Summarising books is a useful exercise. You'd have to agree a word limit, though. Most films and quite a few novels, even big ones, can be summarised in one sentence, but I'm not sure how useful that is in novel pitches (the video linked by @Rufus Coppertop, from an actual agent, gives 5-8 lines as a useful measure, which is longer than a screenplay logline).

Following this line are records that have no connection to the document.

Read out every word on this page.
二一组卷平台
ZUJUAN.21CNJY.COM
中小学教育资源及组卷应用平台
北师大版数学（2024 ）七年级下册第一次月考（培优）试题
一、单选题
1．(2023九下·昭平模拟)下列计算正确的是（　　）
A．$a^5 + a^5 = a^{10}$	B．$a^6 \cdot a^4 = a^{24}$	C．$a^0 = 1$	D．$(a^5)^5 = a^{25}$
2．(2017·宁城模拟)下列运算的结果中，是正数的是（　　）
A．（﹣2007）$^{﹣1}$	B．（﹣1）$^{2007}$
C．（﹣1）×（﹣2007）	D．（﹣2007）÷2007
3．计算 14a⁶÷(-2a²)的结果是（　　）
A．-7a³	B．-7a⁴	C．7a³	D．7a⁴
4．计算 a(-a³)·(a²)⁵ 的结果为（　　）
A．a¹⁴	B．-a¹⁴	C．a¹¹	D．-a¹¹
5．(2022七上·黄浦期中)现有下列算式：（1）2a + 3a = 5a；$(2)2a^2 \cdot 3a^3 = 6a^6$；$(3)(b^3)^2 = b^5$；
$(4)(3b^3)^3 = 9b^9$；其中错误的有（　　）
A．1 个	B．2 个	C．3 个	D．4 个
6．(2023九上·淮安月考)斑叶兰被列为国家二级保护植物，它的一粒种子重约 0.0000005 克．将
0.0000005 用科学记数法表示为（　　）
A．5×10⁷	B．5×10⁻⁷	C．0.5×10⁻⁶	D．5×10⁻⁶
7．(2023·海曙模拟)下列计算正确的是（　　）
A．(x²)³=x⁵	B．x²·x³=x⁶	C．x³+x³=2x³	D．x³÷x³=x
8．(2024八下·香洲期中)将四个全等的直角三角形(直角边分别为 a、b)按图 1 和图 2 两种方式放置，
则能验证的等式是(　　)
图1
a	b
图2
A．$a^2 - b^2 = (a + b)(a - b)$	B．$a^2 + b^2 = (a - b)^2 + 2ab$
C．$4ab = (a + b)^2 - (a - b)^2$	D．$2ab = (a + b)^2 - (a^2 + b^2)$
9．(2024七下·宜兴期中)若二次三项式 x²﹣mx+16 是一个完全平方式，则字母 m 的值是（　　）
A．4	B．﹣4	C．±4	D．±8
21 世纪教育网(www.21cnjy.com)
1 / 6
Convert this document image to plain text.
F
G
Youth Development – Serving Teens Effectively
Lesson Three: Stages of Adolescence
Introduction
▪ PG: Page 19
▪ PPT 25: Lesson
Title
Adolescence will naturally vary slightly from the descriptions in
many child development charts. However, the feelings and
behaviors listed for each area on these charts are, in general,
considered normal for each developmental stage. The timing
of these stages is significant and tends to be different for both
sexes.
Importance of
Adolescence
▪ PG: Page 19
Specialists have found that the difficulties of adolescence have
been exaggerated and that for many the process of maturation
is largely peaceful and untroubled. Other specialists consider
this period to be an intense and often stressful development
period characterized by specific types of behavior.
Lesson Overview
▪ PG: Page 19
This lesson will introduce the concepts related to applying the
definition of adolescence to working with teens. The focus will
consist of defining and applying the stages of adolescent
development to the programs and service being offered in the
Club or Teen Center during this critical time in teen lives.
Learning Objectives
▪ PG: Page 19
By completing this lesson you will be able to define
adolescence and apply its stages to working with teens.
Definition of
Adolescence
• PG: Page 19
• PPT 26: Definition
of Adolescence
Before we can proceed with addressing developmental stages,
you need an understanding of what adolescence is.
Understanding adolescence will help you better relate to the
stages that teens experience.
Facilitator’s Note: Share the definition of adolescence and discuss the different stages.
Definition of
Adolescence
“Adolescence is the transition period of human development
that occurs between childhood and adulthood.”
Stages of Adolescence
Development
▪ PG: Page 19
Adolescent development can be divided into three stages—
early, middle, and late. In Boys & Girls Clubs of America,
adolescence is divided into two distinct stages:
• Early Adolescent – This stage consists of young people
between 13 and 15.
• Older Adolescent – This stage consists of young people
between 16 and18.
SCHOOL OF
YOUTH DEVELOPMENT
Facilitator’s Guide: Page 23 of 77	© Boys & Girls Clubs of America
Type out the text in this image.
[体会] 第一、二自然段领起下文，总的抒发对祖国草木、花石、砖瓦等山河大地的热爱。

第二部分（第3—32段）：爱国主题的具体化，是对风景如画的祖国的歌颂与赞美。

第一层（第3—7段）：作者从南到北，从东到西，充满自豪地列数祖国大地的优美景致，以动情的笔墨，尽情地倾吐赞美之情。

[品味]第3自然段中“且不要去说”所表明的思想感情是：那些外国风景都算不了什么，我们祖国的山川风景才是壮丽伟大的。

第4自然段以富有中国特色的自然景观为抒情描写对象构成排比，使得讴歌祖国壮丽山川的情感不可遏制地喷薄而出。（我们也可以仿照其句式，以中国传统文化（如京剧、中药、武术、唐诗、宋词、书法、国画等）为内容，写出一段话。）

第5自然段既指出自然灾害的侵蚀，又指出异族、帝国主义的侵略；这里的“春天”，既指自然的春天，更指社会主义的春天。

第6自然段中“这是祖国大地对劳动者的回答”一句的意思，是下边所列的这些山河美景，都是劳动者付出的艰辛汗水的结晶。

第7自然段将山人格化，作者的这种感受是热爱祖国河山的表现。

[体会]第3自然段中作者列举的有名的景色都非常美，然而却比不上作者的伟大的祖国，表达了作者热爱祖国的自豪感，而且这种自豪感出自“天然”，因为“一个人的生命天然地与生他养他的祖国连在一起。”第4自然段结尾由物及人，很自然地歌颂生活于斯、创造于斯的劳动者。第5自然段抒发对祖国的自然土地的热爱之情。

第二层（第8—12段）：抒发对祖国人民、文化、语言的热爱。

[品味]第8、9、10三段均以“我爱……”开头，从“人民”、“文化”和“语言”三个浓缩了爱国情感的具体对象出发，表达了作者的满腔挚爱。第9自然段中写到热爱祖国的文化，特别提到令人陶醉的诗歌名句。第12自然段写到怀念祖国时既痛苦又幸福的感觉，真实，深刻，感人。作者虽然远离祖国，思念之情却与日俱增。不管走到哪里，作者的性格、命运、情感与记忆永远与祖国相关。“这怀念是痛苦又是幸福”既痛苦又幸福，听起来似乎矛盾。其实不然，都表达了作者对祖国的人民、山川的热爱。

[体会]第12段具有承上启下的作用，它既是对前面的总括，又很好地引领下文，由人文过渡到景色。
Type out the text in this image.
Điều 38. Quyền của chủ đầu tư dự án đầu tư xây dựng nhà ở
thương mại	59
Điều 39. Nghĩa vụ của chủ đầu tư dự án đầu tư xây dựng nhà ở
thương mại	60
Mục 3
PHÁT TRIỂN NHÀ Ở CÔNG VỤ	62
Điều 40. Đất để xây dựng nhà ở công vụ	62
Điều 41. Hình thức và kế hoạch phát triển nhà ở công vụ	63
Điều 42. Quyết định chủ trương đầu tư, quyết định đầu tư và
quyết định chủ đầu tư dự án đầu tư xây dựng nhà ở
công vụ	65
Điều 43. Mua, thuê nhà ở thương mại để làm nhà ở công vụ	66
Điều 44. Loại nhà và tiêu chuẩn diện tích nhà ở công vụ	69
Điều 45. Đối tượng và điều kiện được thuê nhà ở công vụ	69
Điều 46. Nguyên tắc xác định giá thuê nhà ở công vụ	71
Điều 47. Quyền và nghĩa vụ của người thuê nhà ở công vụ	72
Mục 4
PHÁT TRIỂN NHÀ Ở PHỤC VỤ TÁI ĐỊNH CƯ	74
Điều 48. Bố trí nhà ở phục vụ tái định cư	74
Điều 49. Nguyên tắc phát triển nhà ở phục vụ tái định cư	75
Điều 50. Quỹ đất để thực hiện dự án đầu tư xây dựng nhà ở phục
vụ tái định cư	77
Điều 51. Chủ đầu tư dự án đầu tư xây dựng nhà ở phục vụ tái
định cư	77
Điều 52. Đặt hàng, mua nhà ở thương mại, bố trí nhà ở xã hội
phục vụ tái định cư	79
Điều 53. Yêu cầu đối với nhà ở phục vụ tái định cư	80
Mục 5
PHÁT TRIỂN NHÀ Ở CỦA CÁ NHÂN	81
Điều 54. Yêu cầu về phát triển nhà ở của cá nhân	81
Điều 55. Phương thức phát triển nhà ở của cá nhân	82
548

The comparison of thumbnail sketches to full paintings was made above, and to what extent they use different skills (as an analogy to comparing writing a pitch and a whole novel). I think a better analogy would be to compare a landscape painting with designing a book cover. In fact, in terms of capturing the essence of a thing in a way that sells it to people, I think sketching a book cover is probably as far from writing a novel as writing a pitch would be.
 
I am just wondering whether there is, or could be, a thread on exercises for summarising/pitching published books. Perhaps everyone agrees on a book, e.g. Dune, or something shorter like Murderbot, writes a pitch and they are all posted on the thread on a given day. Now that won't give you any idea of whether an agent would like the pitch, but it might be one small step on the journey to learning to write pitches
This sound like a good idea, if someone wants to start a thread in the Workshop.
 
In writing workshops I've given both the one-sentence-outline and the design-your-cover exercise, both are good for getting to the heart of the matter. I'm going to be giving a "First Lines, First Page" workshop at this year's Edge Lit (September 7th) if anyone's coming along.
 
I think it's Pixar that uses this outline:

Once upon a time there was ___. Every day, ___. One day ___. Because of that, ___. Because of that, ___. Until finally ___.

It isn't one sentence, but its very direct and concrete.
 
I haven't done querying in several years or more now and am a little out of touch. I seem to remember everyone has different requirements from one line, to 100 words to a page of A4. What is everyone else seeing?

I'm wondering about varying the exercise between differing agents/publishers requirements.